Now you can move back to the 'spool of new weft thread'. Pull out as much thread as you feel comfortable using on your needle. Some like to use a thread just long enough for one complete arm length and others like to include extra so the new weft thread lasts longer (I prefer the extra weft thread, myself!). Cut the new length of weft thread from the spool, thread your needle and begin looming again. There are no tails to get in your way and no tails to clean up later. Also, the knot is situated in between rows, which will allow me to insert the needle, comfortably, later when I am edging or completing my finishing method.


  1. Hi Erin thankyou again for your intuative knowledge with wefting threads
    Im always working on really wide pieces alot my my pieces are minimum of like 150 warp threads sometimes wider
    whats your advise so your saying that changing colors of your weft thread is important?

  2. Hi Robin! I change the colors of my warp thread to match the prominent color of my looming. If I am looming white's with dark colors, then I will warp with 'white' and 'paint black ink' on the warps that fall 'under my black sections of the looming. In this case, my picture above, I am using 'black warps'.

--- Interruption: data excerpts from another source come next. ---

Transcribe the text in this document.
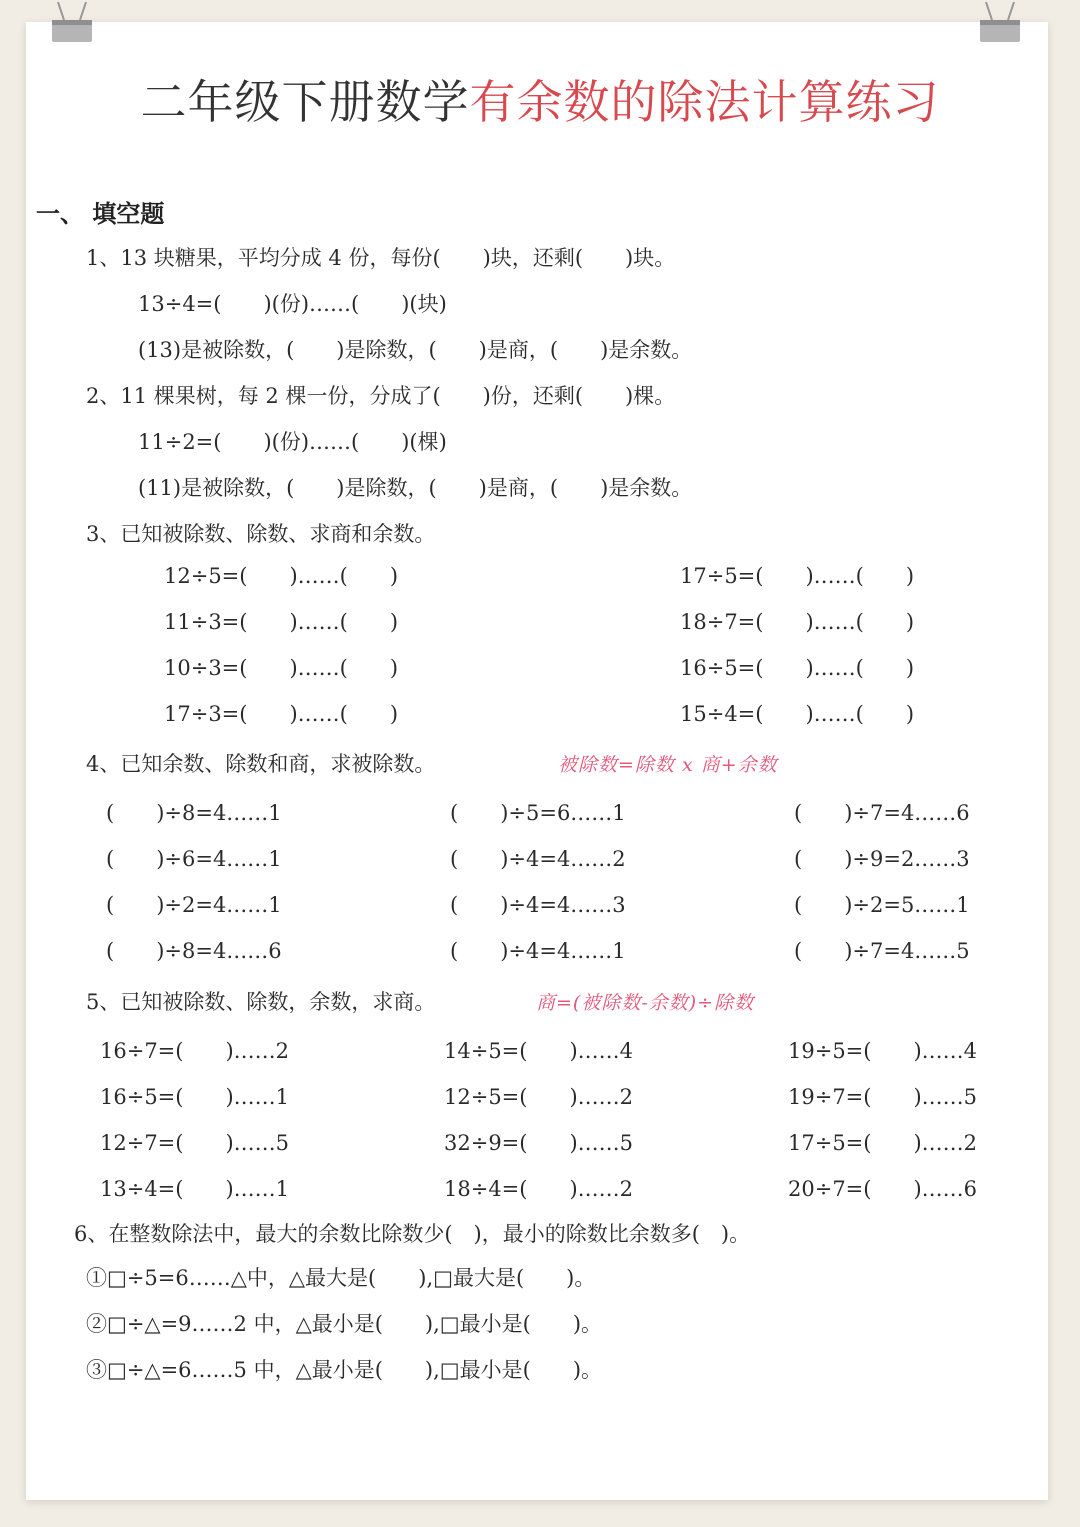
二年级下册数学有余数的除法计算练习
一、 填空题
1、13 块糖果，平均分成 4 份，每份(　　)块，还剩(　　)块。
13÷4=(　　)(份)……(　　)(块)
(13)是被除数，(　　)是除数，(　　)是商，(　　)是余数。
2、11 棵果树，每 2 棵一份，分成了(　　)份，还剩(　　)棵。
11÷2=(　　)(份)……(　　)(棵)
(11)是被除数，(　　)是除数，(　　)是商，(　　)是余数。
3、已知被除数、除数、求商和余数。
12÷5=(　　)……(　　)
11÷3=(　　)……(　　)
10÷3=(　　)……(　　)
17÷3=(　　)……(　　)
17÷5=(　　)……(　　)
18÷7=(　　)……(　　)
16÷5=(　　)……(　　)
15÷4=(　　)……(　　)
4、已知余数、除数和商，求被除数。	被除数=除数 x 商+余数
(　　)÷8=4……1
(　　)÷6=4……1
(　　)÷2=4……1
(　　)÷8=4……6
(　　)÷5=6……1
(　　)÷4=4……2
(　　)÷4=4……3
(　　)÷4=4……1
(　　)÷7=4……6
(　　)÷9=2……3
(　　)÷2=5……1
(　　)÷7=4……5
5、已知被除数、除数，余数，求商。	商=(被除数-余数)÷除数
16÷7=(　　)……2
16÷5=(　　)……1
12÷7=(　　)……5
13÷4=(　　)……1
14÷5=(　　)……4
12÷5=(　　)……2
32÷9=(　　)……5
18÷4=(　　)……2
19÷5=(　　)……4
19÷7=(　　)……5
17÷5=(　　)……2
20÷7=(　　)……6
6、在整数除法中，最大的余数比除数少(　)，最小的除数比余数多(　)。
①□÷5=6……△中，△最大是(　　),□最大是(　　)。
②□÷△=9……2 中，△最小是(　　),□最小是(　　)。
③□÷△=6……5 中，△最小是(　　),□最小是(　　)。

    The other thing to consider is what beads you will be looming. I am using 'opaques', in the picture above, so I can use black weft thread too. But if you are using translucent, silver lined, or any other sheer finish Delicas, decide to use a 'white weft', even though you are using 'black warps'. Here on my Blog, I explain how the 'Weft Thread is the Color Boss'. Go take a look.

    In reference to this post about 'changing up the weft threads', I was talking with Lidia, above, who explained a new and different way, she read about, in a book. That method may be perfect for what you loom, 150 beads wide! It is called the two needle method. Lidia explained it to me this way, "I start the beading either in the center or at one end - depending on the loom I'm using. The first row will have three passes of thread. and there will be a needle and a weft thread on both the left and the right sides of the l...oom. The left hand side needle picks up the beads and that thread will always be under the warps. The right hand side needle passes through the beads above the warps and then becomes the left one. I can go twice as far with each change of weft. I also find that this method produces identical selvages on each edge. This method was taught by Takako Sako and she uses it mainly for purses. The last 15 cuffs I've loomed have been done this way. For some inexplicable reason I find it faster and I seem less likely to miss/drop warps. I can't stand missed warps. ;) and I fix every one I find." I find this very interesting and would surely save time in changing up the wefts often! You may already use this method, if not, I'd love to hear your thoughts about it!

  3. It is wonderful you knew to look here! Thanks Caron! Can't wait to see a picture of your first looming!